History
Bamiyan’s place in Afghan history begins with the emergence of the Kushan empire in the 1st century AD. As a halfway point between Balkh and the Kushan capital at Kapisa (near modern Bagram), it grew rich from the trade along the Silk Road between Rome and the Han Chinese.
The nomadic Kushans quickly took to Buddhism and were instrumental in fusing Eastern art with the Hellenistic tradition left by the Greeks. This Graeco-Buddhic art flowered in Bamiyan, which quickly became a major centre of culture and religion where monasteries flourished.
Kushan power waned, but Bamiyan remained a cultural centre. Another wave of invaders, the White Huns, were assimilated in the 4th century and went on to create two giant statues of Buddha, carved out of the sandstone cliffs of the valley walls, bedecked with jewels and gilt. Bamiyan became one of the most important Buddhist pilgrimage sites in the world.
Events in the east threatened Bamiyan’s pre-eminence and in the 7th century, Afghanistan felt the eastward thrust of Islam. High in the mountains, Bamiyan clung on to its Buddhist traditions for another 400 years, until the ascendant Ghaznavids finally brought Islam to the valley for good.
A series of smaller dynasties held sway over Bamiyan until the beginning of the 13th century. The Shansabani kings briefly made the valley the capital of a realm stretching as far north as Balkh and Badakhshan, until they were swept away in the Mongol tidal wave in 1222.
Genghis Khan initially sent his favourite grandson to deal with the Shansabani kings and they responded by slaying the young general. As revenge, Genghis sent his warriors to storm the citadels. Every living thing in the valley was slaughtered.
Bamiyan never fully recovered from the Mongol devastation. While the Hazaras now claim descent from the Mongol invaders, they spent the next 600 years independent but isolated from Afghan history. The Hazaras’ adherence to Shiite Islam meant they were further distrusted by the Afghan mainstream.
In the 1890s Abdur Rahman Khan led a military campaign to bring Bamiyan and the Hazarajat under the control of the Afghan state. He declared a jihad against the Hazaras, taking many into slavery and giving their land to Pashtun farmers. Ironically, the Hazaras were allowed to return when the newcomers found it impossible to raise crops in Bamiyan’s marginal environment. The area remained the most underdeveloped part of Afghanistan throughout the 20th century.

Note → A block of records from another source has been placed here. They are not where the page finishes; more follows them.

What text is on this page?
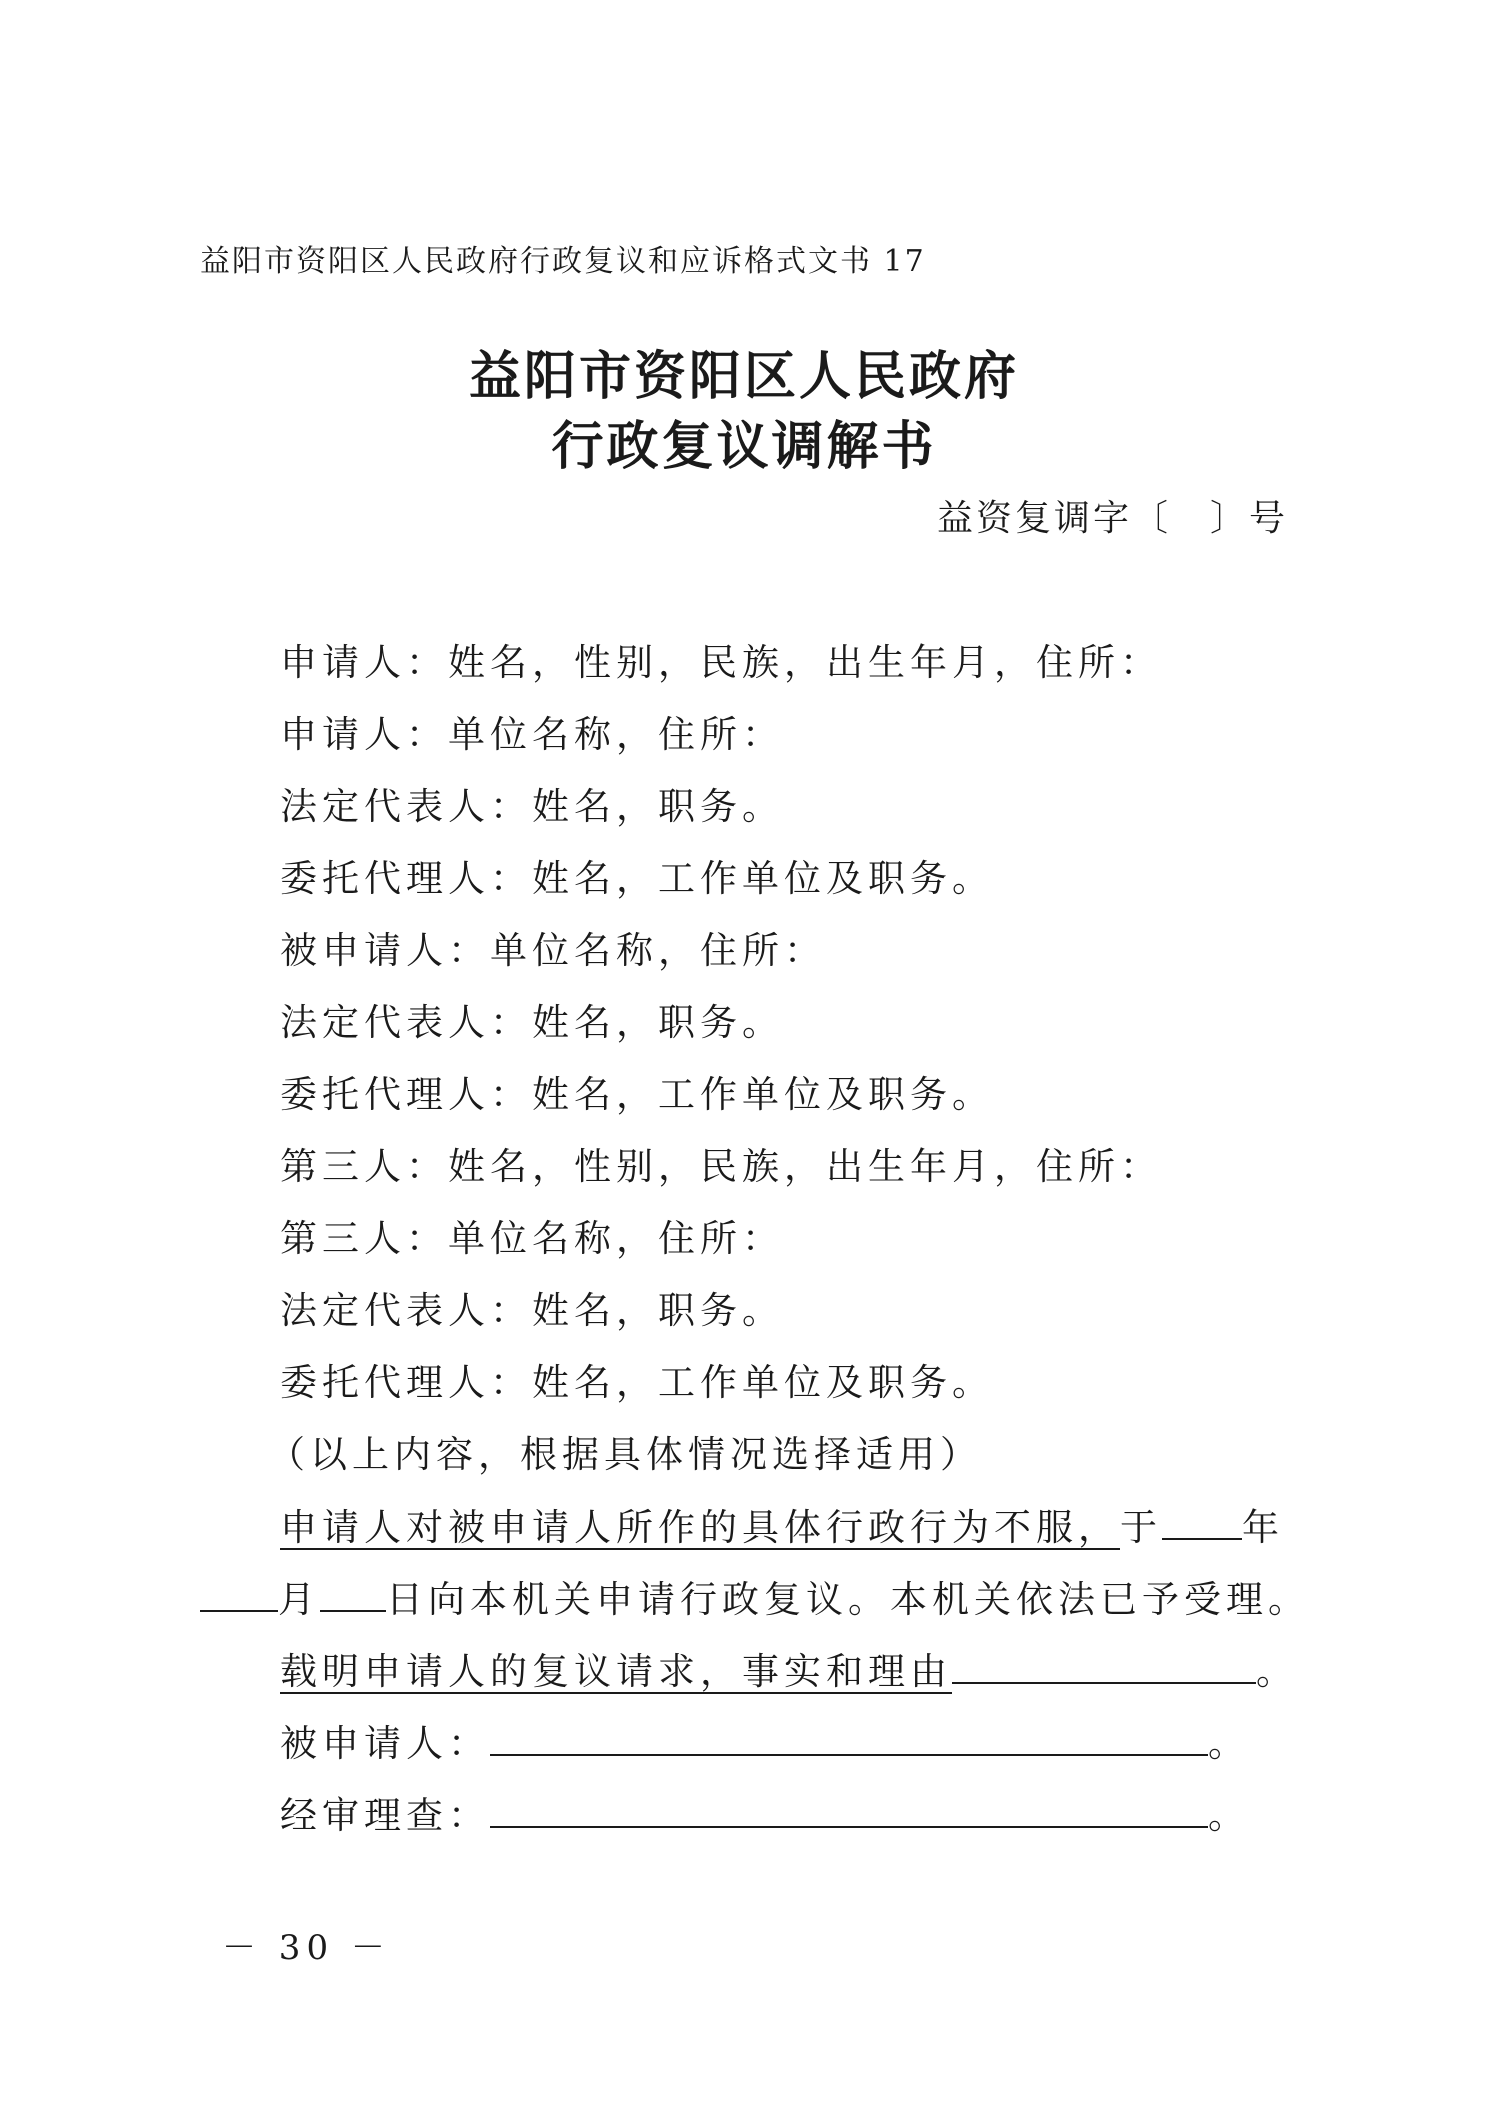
益阳市资阳区人民政府行政复议和应诉格式文书 17
益阳市资阳区人民政府
行政复议调解书
益资复调字〔　〕号
申请人：姓名，性别，民族，出生年月，住所：
申请人：单位名称，住所：
法定代表人：姓名，职务。
委托代理人：姓名，工作单位及职务。
被申请人：单位名称，住所：
法定代表人：姓名，职务。
委托代理人：姓名，工作单位及职务。
第三人：姓名，性别，民族，出生年月，住所：
第三人：单位名称，住所：
法定代表人：姓名，职务。
委托代理人：姓名，工作单位及职务。
（以上内容，根据具体情况选择适用）
申请人对被申请人所作的具体行政行为不服，于 年
月 日向本机关申请行政复议。本机关依法已予受理。
载明申请人的复议请求，事实和理由	。
被申请人：	。
经审理查：	。
－ 30 －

Bamiyan rebelled against the communist government in early 1979, with the town inspired by the success of Ayatollah Khomeini’s Shiite revolution in Iran. After the Soviet invasion, the mountainous surroundings were a blessing to the resistance, who drove the Russians out of the Hazarajat by 1981.

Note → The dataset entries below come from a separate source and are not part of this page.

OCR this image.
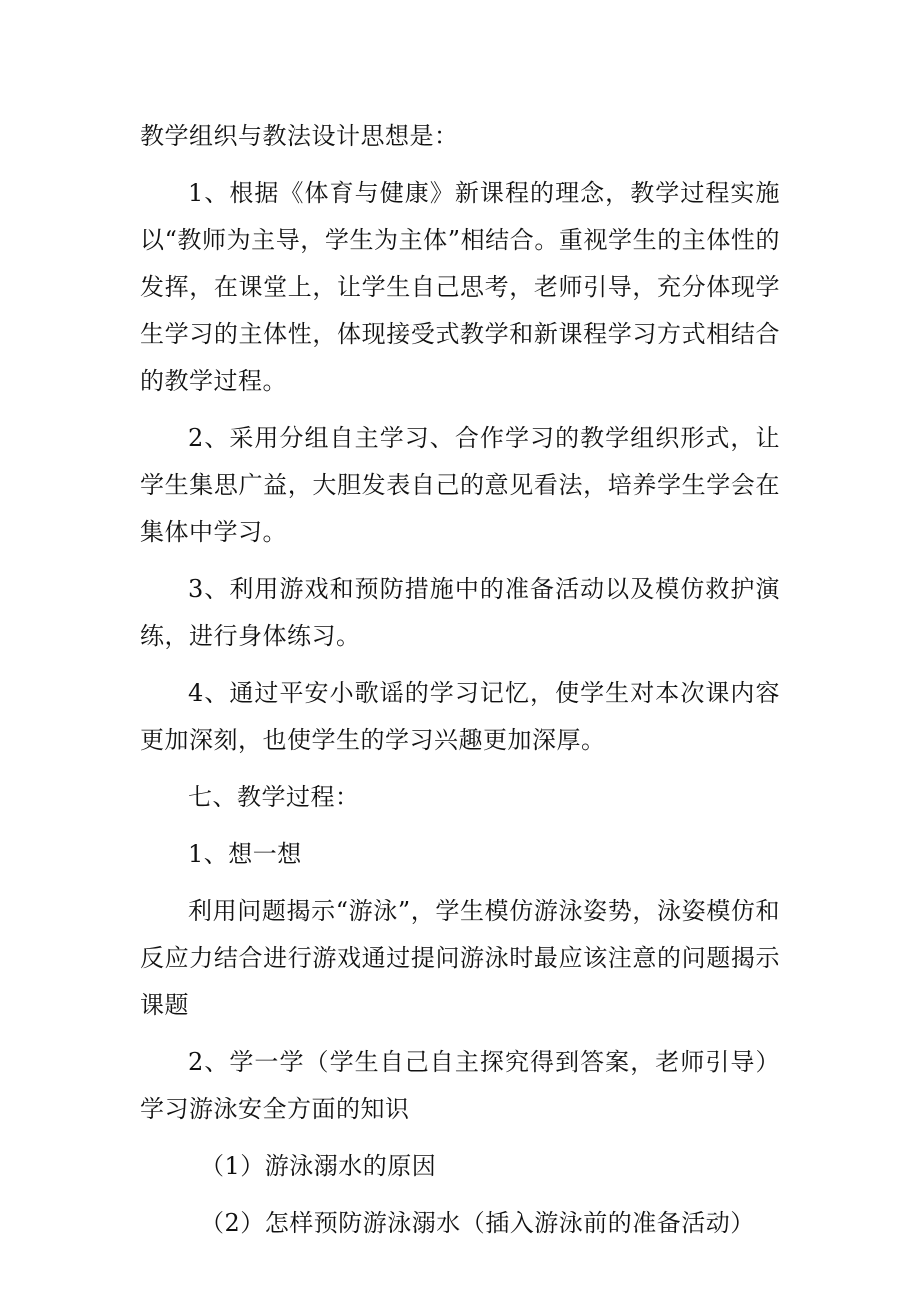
教学组织与教法设计思想是：

1、根据《体育与健康》新课程的理念，教学过程实施以“教师为主导，学生为主体”相结合。重视学生的主体性的发挥，在课堂上，让学生自己思考，老师引导，充分体现学生学习的主体性，体现接受式教学和新课程学习方式相结合的教学过程。

2、采用分组自主学习、合作学习的教学组织形式，让学生集思广益，大胆发表自己的意见看法，培养学生学会在集体中学习。

3、利用游戏和预防措施中的准备活动以及模仿救护演练，进行身体练习。

4、通过平安小歌谣的学习记忆，使学生对本次课内容更加深刻，也使学生的学习兴趣更加深厚。

七、教学过程：

1、想一想

利用问题揭示“游泳”，学生模仿游泳姿势，泳姿模仿和反应力结合进行游戏通过提问游泳时最应该注意的问题揭示课题

2、学一学（学生自己自主探究得到答案，老师引导）学习游泳安全方面的知识

（1）游泳溺水的原因

（2）怎样预防游泳溺水（插入游泳前的准备活动）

For the first time in their history the Hazaras could organise themselves politically and militarily. Bamiyan was ruled by the mujaheddin party Hezb-e Wahdat, supported by Iran. By the middle of the 1990s, Hazara influence extended as far as Kabul and Mazar-e Sharif.
The rise of the Taliban saw the return of anti-Hazara sentiments. Following their capture of Kabul, the Pashtun militia immediately started a blockade of the Bamiyan valley. The region was dependent on food aid but the Taliban refused access to the international community, in a bid to starve their enemies. By the time the Taliban captured Bamiyan in September 1998, much of the population had fled to the mountains. In an echo of Abdur Rahman Khan’s policies, the Taliban tried to encourage Pashtun’s nomads to settle on the Hazaras’ land.
Almost immediately, the Taliban threatened to blow up the giant Buddhas, but backed down in the face of international outrage. Mullah Omar even went as far as declaring that they should be protected to encourage a future return of tourism to Afghanistan.
Such ideals didn’t last long. With UN sanctions biting, and faced with a newly resurgent Hazara resistance, the Buddha statues were declared un-Islamic and their destruction was decreed. Over two days in the beginning of March 2001, dynamite and tank-fire reduced the monumental statues to rubble. The world – and the Afghan population – was horrified. The Taliban celebrated by selling picture calendars of the demolition on the streets of Kabul.
The US-led campaign in November 2001 saw a final Taliban spate of killing and destruction before Bamiyan’s liberation. But peace has finally returned to Bamiyan, even producing the country’s first female governor in the figure of Habiba Sorabi. Economic development has been slower to follow.